Beiträge von mesodor39

    @mesodor39:
    Das kann nicht ganz stimmen, denn wenn die ein Barren von Lagerhaus zu Lagerhaus wandern, müsstene sie die Barren bei verlassen aus der Liste streichen.


    @PoliertePleite:
    Meine Theorie ist folge: Die Leute verleihen die Barren, so wie es schon oft auch in diesem Forum erwähnt wurde. Somit werden die Barren bei verlassen des Lagers nicht aus der Liste gestrichen. Manche Leihen sich so ein paar Barren aus und geben das nicht verbrauchte zurück. Da kann auch passieren das eben ein stück eines Barren abgeschnitten wird und der nicht verbrauchte Rest zurückgegeben oder zurück(verkauft) wird. So tauchen dann mehrere Barren mit einer Seriennummer und verschieden Gewichten auf. So würde die Liste Korrekt sein, nur das eben paar Barren eine Forderung sind.


    Es kann so einiges NICHT stimmen, wenn innerhalb einer Auflistung Barrennummern mehrfach vorkommen.


    Zahlendreher?


    Fehl- und/oder Mehrfachbuchgtungen?


    Versehentlich?


    Absichtlich?


    Wir werden es sehen......


    Möglich auch: ein Barren wurde verliehen und bewusst oder versehentlich nicht ausgebucht.

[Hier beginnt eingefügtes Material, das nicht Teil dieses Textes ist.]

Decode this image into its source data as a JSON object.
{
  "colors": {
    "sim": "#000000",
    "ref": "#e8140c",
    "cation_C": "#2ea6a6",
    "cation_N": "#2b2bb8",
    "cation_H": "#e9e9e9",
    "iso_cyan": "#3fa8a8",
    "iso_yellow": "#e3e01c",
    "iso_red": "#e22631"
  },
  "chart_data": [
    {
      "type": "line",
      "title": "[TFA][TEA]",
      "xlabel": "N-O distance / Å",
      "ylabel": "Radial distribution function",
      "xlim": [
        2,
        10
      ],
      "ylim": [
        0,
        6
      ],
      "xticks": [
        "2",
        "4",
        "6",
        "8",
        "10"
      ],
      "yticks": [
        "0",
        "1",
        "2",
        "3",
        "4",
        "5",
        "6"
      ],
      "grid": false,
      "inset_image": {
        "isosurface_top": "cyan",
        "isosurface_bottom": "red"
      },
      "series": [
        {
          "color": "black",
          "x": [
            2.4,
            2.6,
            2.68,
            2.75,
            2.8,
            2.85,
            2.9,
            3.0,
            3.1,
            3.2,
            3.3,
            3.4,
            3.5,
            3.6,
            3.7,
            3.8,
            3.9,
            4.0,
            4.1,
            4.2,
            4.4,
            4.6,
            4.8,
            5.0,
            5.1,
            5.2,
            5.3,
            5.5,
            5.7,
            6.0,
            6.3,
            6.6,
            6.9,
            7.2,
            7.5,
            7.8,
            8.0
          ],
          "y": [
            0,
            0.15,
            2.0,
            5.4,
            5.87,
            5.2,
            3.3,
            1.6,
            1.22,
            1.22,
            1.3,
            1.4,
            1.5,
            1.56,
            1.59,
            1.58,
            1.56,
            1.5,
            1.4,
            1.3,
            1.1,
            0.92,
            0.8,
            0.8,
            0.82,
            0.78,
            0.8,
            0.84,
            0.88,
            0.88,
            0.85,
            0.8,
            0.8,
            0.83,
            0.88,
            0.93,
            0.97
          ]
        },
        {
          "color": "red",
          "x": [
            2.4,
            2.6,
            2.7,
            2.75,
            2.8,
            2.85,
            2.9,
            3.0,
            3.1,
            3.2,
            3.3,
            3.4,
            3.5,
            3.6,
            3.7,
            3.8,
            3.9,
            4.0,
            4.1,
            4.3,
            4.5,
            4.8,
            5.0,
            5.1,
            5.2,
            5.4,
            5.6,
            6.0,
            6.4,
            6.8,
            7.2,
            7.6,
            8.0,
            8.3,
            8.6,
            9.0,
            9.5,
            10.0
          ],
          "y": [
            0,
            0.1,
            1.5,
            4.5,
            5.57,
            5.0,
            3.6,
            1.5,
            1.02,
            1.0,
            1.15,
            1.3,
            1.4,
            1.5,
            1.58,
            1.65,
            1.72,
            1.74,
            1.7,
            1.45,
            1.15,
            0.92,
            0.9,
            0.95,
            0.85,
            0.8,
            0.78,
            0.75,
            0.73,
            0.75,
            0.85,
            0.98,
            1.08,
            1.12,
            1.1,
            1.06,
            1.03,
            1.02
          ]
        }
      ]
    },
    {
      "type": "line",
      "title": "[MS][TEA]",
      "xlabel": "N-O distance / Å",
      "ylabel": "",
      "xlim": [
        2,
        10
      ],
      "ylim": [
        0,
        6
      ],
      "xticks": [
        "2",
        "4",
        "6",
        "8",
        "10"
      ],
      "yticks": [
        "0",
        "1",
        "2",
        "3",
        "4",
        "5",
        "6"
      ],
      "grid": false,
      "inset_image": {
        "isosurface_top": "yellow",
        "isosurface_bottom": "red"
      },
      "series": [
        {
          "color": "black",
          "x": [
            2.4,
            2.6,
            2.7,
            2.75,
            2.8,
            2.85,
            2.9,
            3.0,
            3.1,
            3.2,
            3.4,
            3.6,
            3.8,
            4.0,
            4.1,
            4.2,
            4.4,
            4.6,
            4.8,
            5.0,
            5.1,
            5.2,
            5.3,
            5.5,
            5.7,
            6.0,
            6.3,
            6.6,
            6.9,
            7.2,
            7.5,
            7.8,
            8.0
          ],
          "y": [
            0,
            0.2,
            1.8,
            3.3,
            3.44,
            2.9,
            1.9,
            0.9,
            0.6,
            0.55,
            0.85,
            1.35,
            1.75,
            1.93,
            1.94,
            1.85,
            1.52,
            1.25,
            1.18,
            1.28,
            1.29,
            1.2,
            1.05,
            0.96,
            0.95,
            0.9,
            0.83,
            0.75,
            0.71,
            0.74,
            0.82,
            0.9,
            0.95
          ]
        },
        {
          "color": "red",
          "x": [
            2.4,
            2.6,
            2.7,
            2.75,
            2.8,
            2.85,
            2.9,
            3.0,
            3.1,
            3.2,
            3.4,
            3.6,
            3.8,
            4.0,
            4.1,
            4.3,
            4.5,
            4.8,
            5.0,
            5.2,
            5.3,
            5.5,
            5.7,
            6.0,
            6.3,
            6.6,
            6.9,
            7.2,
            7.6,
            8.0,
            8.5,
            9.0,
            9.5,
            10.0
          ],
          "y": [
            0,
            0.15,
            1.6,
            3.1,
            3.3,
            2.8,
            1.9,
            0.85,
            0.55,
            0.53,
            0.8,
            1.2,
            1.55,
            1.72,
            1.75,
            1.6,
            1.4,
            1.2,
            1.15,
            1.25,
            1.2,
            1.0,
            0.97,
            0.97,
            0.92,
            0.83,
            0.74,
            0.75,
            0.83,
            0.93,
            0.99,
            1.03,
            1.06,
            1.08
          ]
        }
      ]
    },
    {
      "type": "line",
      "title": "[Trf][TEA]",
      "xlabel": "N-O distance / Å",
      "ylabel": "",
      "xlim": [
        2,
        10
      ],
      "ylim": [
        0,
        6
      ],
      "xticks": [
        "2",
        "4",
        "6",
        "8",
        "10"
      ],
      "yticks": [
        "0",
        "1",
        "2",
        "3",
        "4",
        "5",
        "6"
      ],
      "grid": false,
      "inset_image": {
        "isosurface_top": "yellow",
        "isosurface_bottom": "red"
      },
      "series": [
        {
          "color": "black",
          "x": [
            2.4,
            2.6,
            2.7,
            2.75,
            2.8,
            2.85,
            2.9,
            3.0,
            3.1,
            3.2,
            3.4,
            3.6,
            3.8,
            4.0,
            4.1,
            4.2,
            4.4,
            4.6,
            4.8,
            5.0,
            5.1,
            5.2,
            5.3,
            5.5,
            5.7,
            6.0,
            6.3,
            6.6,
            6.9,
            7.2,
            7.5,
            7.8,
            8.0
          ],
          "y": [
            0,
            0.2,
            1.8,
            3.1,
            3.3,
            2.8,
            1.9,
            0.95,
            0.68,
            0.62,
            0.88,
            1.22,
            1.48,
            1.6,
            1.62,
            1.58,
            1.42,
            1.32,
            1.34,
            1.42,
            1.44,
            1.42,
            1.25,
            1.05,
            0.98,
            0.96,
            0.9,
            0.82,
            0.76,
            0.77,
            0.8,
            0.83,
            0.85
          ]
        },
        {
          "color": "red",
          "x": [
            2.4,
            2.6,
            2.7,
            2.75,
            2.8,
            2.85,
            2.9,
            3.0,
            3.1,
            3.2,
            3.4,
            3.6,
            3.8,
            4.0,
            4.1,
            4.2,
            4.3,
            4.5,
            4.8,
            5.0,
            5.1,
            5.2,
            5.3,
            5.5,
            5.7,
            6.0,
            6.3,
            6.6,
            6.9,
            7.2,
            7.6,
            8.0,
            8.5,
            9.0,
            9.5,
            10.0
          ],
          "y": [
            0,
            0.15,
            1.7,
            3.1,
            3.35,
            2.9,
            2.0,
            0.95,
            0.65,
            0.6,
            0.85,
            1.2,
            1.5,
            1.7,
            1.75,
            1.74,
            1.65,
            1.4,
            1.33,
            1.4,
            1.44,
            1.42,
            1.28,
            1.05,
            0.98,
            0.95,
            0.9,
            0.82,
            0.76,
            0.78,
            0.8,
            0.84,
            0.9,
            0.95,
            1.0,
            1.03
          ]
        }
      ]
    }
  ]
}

    Oder es wurde ein Barren vertauscht: ein ausgebuchter wurde nicht verleihen und ein ein nicht ausgebuchter verleihen..... Der Leiher hat ihn zwecks Preisdrückung / Shortselling verkauft. Und der Fonds hat den erworben. Und eingebucht. Und nun besitzt er einen Barren, den er bereits schon mal eingebucht und nicht ausgebucht hat. Und einen weiteren Barren, der (weil ausgebucht, abe rnicht verliehen) in keiner Barrenliste steht.....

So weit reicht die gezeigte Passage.